2. Karakteristik Karya Sastra Angkatan ‘45
a. Revolusioner dalam bentuk dan isi. Membuang tradisi
lama dan menciptakan bentuk baru sesuai dengan getaran sukmanya yang merdeka.
b. Mengutamakan isi dalam pencapaian tujuan yang
nyata. Karena itu bahasanya pendek, terpilih, padat berbobot. Dalam proses
mencari dan menemukan hakikat hidup. Seni adalah sebagai sarana untuk menopang
manusia dan dunia yang sedalam-dalamnya.
c. Ekspresionis, mengutamakan ekspresi yang jernih.
d. Individualis, lebih mengutamakan cara-cara pribadi.
e. Humanisme universal, bersifat kemanusiaan umum.
Indonesia dibawa dalam perjuangan keadilan dunia.
f. Tidak terikat oleh konvesi masyarakat yang penting
adalah melakukan segala percobaan dengan kehidupan dalam mencapai nilai
kemansiaan dan perdamaian dunia.
g. Tema yang dibicarakan: humanisme, sahala (martabat
manusia), penderitaan rakyat, moral, keganasan perang dengan keroncongnya perut
lapar.
3. Peristiwa-Peristiwa Penting Yang Terjadi
a. Penjajahan Jepang (1942—1945)
b. Proklamasi kemerdekaan (17 Agustus 1945)
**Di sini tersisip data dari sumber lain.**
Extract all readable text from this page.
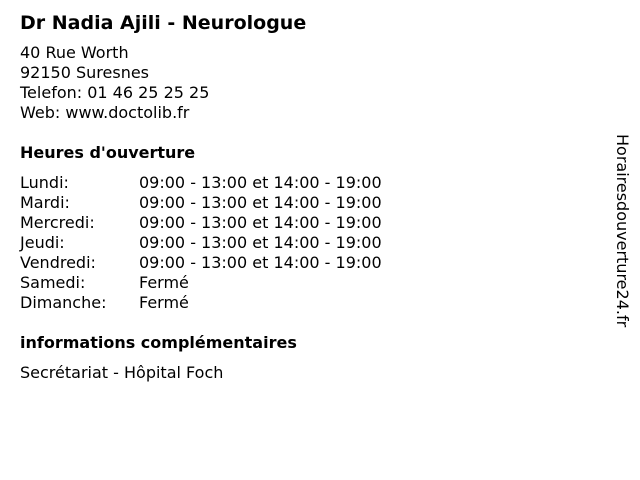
Dr Nadia Ajili - Neurologue
40 Rue Worth
92150 Suresnes
Telefon: 01 46 25 25 25
Web: www.doctolib.fr
Heures d'ouverture
Lundi:	09:00 - 13:00 et 14:00 - 19:00
Mardi:	09:00 - 13:00 et 14:00 - 19:00
Mercredi:	09:00 - 13:00 et 14:00 - 19:00
Jeudi:	09:00 - 13:00 et 14:00 - 19:00
Vendredi:	09:00 - 13:00 et 14:00 - 19:00
Samedi:	Fermé
Dimanche:	Fermé
informations complémentaires
Secrétariat - Hôpital Foch
Horairesdouverture24.fr
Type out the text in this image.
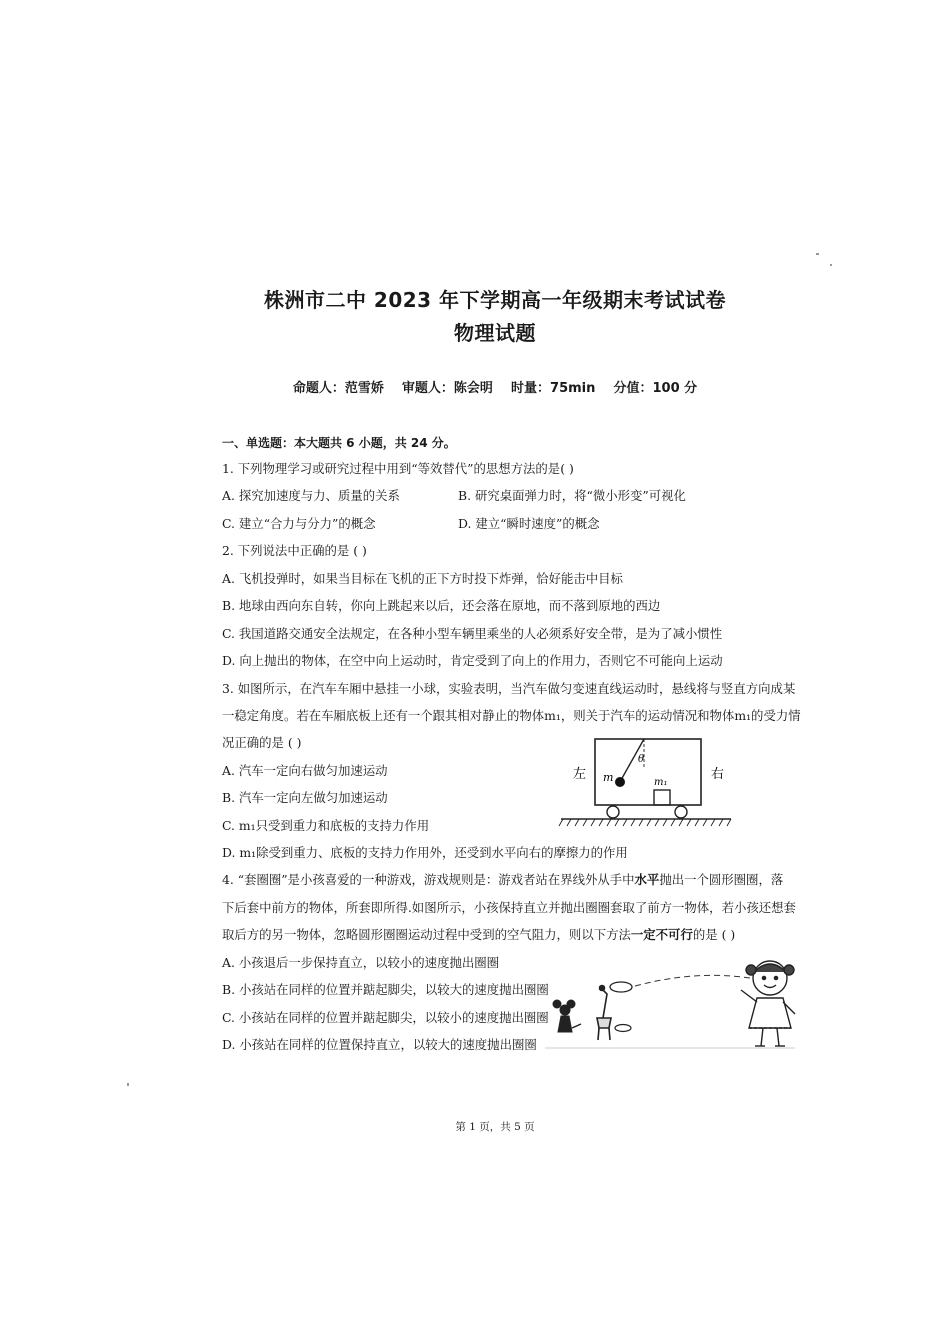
株洲市二中 2023 年下学期高一年级期末考试试卷
物理试题
命题人：范雪娇    审题人：陈会明    时量：75min    分值：100 分
一、单选题：本大题共 6 小题，共 24 分。
1. 下列物理学习或研究过程中用到“等效替代”的思想方法的是( )
A. 探究加速度与力、质量的关系	B. 研究桌面弹力时，将“微小形变”可视化
C. 建立“合力与分力”的概念	D. 建立“瞬时速度”的概念
2. 下列说法中正确的是 ( )
A. 飞机投弹时，如果当目标在飞机的正下方时投下炸弹，恰好能击中目标
B. 地球由西向东自转，你向上跳起来以后，还会落在原地，而不落到原地的西边
C. 我国道路交通安全法规定，在各种小型车辆里乘坐的人必须系好安全带，是为了减小惯性
D. 向上抛出的物体，在空中向上运动时，肯定受到了向上的作用力，否则它不可能向上运动
3. 如图所示，在汽车车厢中悬挂一小球，实验表明，当汽车做匀变速直线运动时，悬线将与竖直方向成某
一稳定角度。若在车厢底板上还有一个跟其相对静止的物体m₁，则关于汽车的运动情况和物体m₁的受力情
况正确的是 ( )
A. 汽车一定向右做匀加速运动
B. 汽车一定向左做匀加速运动
C. m₁只受到重力和底板的支持力作用
D. m₁除受到重力、底板的支持力作用外，还受到水平向右的摩擦力的作用
左	右
θ
m	m₁
4. “套圈圈”是小孩喜爱的一种游戏，游戏规则是：游戏者站在界线外从手中水平抛出一个圆形圈圈，落
下后套中前方的物体，所套即所得.如图所示，小孩保持直立并抛出圈圈套取了前方一物体，若小孩还想套
取后方的另一物体，忽略圆形圈圈运动过程中受到的空气阻力，则以下方法一定不可行的是 ( )
A. 小孩退后一步保持直立，以较小的速度抛出圈圈
B. 小孩站在同样的位置并踮起脚尖，以较大的速度抛出圈圈
C. 小孩站在同样的位置并踮起脚尖，以较小的速度抛出圈圈
D. 小孩站在同样的位置保持直立，以较大的速度抛出圈圈
第 1 页，共 5 页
c. Agresi Militer Belanda I dan II (21 Juli 1949 dan
18 Desember 1948)
d. Penyerahan kedaulatan RI (12 Desember 1949)
e. Gebrakan Chairil Anwar dengan bahasa puisinya yang
pendek, padat, berbobot, dan bernas dan struktur puisinya yang menyimpang dari
pola sastra sebelumnya.
f. Diumumkannya Surat Kepercayaan Gelanggang
pada 23 Oktober 1950.
4. Sastrawan-Sastrawan Angkatan ‘45
Di bawah ini beberapa sastrawan angkatan ’45 beserta
karyanya.
a. Chairil Anwar (Kerikil Tajam dan Yang Terempas dan
Yang Putus [1949], Deru Campur Debu [1949], dll.)
b. Idrus (Dari Ave Maria ke Jalan Lain ke Roma [1948],
Aki [1949], dll.)
c. Pramoedya Ananta Toer (Cerita dari Blora [1963],
Keluarga Gerilya [1951], dll.)
d. Mochtar Lubis (Tidak Ada Esok [1982], Harimau!
Harimau!, dll.)
e. Utuy Tatang Sontani (Suling [1948], dll.)
f. Achdiat K. Mihardja (Atheis [1958], dll.), dll.
Selain sastrawan yang disebutkan di atas, masih banyak
lagi sastrawan Angkatan ’45 yang belum disebutkan.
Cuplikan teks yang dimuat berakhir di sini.